Por este motivo, vou iniciar esta exploração sobre as palavras dos novos narrando uma historieta, ocorrida quando sua protagonista tinha três anos e cinco meses, cuja principal característica é o fato de que a criança, embora bastante jovem, demonstrou maior facilidade de tomar a linguagem como objeto de análise específico do que sua mãe pôde supor em um primeiro momento.

Trata-se do seguinte episódio :

Surpreendida pela falta da babá e precisando fechar notas de fim de bimestre, a mãe de L. a instala em um "cadeirão" na mesa da sala de jantar. Enquanto a mãe trabalha, a filha desenha com giz de cera em uma grande folha de papel craft. Estão ambas em silêncio. De repente, a filha inicia o seguinte diálogo:

Mãe, o que é "o"?
— Como assim "o", filha? Você está falando do "o" que aparece em "o sorvete", "o menino"?
— Não, não é desse tipo de "o".
— (!) Então não sei.
(...minutos em silêncio....)
— E "pariu" o que é?
— "Pariu" é "teve filhotinho". A gente diz, por exemplo, que a cadela pariu, quando ela teve filhotinhos. Entendeu?
— Entendi.
(...outros minutos em silêncio....)
— E "puta" o que é?
(com tom mais baixo para pronunciar "puta").
Isso é uma palavra para xingar. Tem gente que xinga o outro de bobo, de idiota... Tem gente que xinga de "puta". (Meio brava) Mas isso não é palavra para você falar.
— Tudo bem, mãe, eu não falo, mas é esse o "o" que eu quero saber ...
— Esse "o"? Que "o"? Não entendi nada
. (Perplexa) Conta já e direito onde foi que você ouviu isso!
— Hoje, na hora que o papai me buscou na escola. Ele passou na frente de um homem. Daí o homem botou a cabeça pra fora do carro e gritou pra ele assim, bem altão mesmo: "Puta que o pariu"! É esse "o" que eu nunca ouvi. O que é esse "o"?

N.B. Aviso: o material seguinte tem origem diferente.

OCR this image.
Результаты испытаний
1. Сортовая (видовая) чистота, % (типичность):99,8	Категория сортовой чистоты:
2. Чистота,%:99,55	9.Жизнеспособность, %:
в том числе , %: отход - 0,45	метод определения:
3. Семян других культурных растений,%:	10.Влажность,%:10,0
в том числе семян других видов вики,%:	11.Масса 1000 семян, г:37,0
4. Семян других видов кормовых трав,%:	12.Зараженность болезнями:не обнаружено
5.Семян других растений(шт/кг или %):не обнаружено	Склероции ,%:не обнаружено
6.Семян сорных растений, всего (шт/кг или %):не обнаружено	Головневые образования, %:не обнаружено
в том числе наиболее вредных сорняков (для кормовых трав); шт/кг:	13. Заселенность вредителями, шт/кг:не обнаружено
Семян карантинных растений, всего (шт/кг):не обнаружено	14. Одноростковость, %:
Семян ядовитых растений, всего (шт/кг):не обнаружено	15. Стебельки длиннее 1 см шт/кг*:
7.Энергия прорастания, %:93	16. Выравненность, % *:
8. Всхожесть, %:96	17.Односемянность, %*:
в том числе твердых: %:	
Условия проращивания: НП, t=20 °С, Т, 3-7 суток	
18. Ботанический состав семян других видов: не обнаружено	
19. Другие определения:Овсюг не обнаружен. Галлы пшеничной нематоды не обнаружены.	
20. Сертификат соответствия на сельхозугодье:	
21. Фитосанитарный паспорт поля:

(...outros minutos em silêncio, para refletir como explicar isso....)

Esse "o" quer dizer você. Para o homem não berrar "puta que pariu você", ele gritou "o". É para o xingamento não ficar muito comprido. Mais alguma dúvida?

(...novo silêncio....)

— Sim. Se por acaso tivesse sido você que tivesse me buscado na escola hoje e se fosse você quem fizesse coisa besteira com o carro, o homem ia ter gritado com você também, não ia?
— Acho que sim....
— Então, se ele tivesse gritado com você e não com o papai, ele tinha berrado a mesma coisa ou tinha berrado "puta que a pariu"?
— Ele teria que ter berrado "a pariu", mas acho que quem grita assim na rua não sabe disso. Entendeu?
— Entendi.

Para quem não está habituado a prestar atenção na fineza de raciocínio que as crianças podem ter, é no mínimo surpreendente que, confrontada com a expressão "puta que o pariu!", o interesse de L. não recaiu sobre seu significado, mas sim, sobre a linguagem propriamente dita. No caso, a menina sustentou um longo diálogo para descobrir como se faz o feminino do pronome pessoal do caso oblíquo no sistema lingüístico que rege a Língua Portuguesa.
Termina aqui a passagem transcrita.